I wonder how many SharePoint Deployments have been held up due to a lack of corporate "governance" around the SharePoint Deployment. I've pulled together some examples from customers and some PPT slides which I recently delivered to help "frame" manageability conversations and help frame conversations for the upcoming whitepaper working on.
If you're going to IT Forum in Barcelona, I'll be there. I have a pre-conference session on Manageability in SharePoint Server 2007. Obviously I'll have a lot to say. I'm also putting together slides from this deck to include in my session at Tech Ed South East Asia on Security, Compliance, and Governance in SharePoint 2007.
Without further ado... I've pulled together some great "working" documents and slides with cool never before seen "management" diagrams I've posted to a GotDotNet.com workspace. One of the reasons I've posted this content to GotDotNet.com is so I can get a handle on the IT Pro projects and tools around manageability which may or may not exist on the web and pull them into a single workspace or at least link to them.
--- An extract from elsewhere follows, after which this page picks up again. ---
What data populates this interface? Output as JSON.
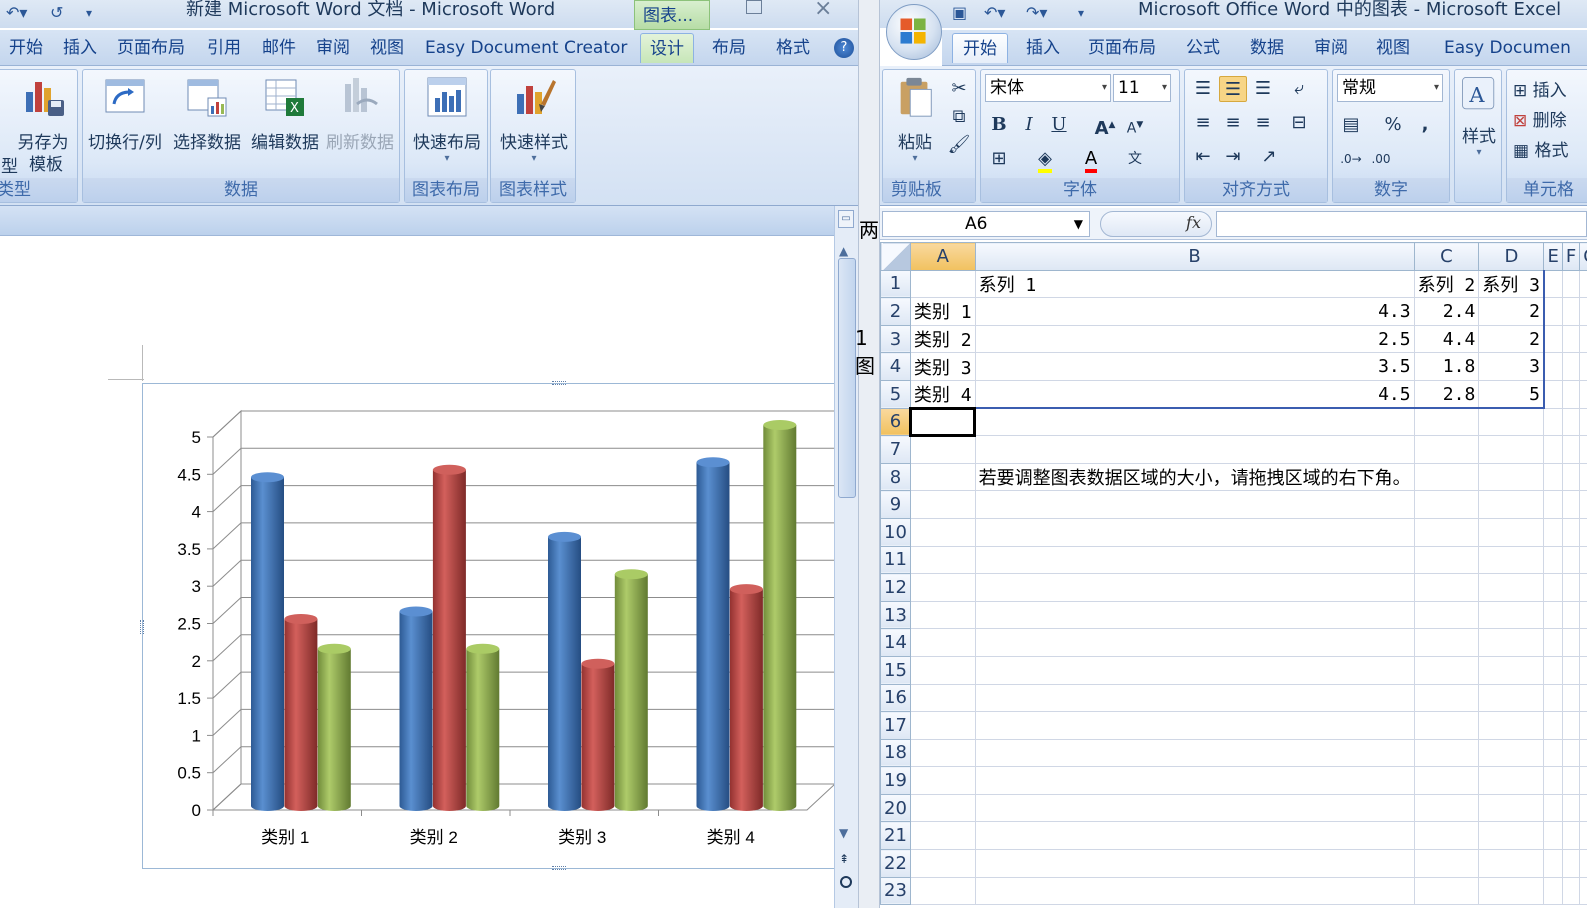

I believe the situation is that central ITs want to have so much control over the environments, the departments or groups feel like they need to have their own environment. What happens is you end up with unmanaged environments when compromises can't be made or the two groups can't come to the same table to work out the differences. When they do, these unmanaged environments need to be "migrated" to either a regional based model or into the central environment with some compromise. This balance of power and managed app vs. shadow app is not a new thing to IT. This has been happening for YEARS. It doesn't require a search and destroy app to find the under the desk deployments of SharePoint. I mentioned Quests discovery tool which seems to do a simple port scan for targetted ports(yep, make sure you have approval from your network folks or whoever cares in your company) then reports back info on these deployments... if you have perms. Another reason to work with the domain admins and those who care.
Added 8/14... Looks like Quest has posted a white paper on Manageability... The SharePoint Revolution and its Impact on Business and IT and 10 minute SharePoint podcast on their strategy.
I hope you find this post interesting and relevant.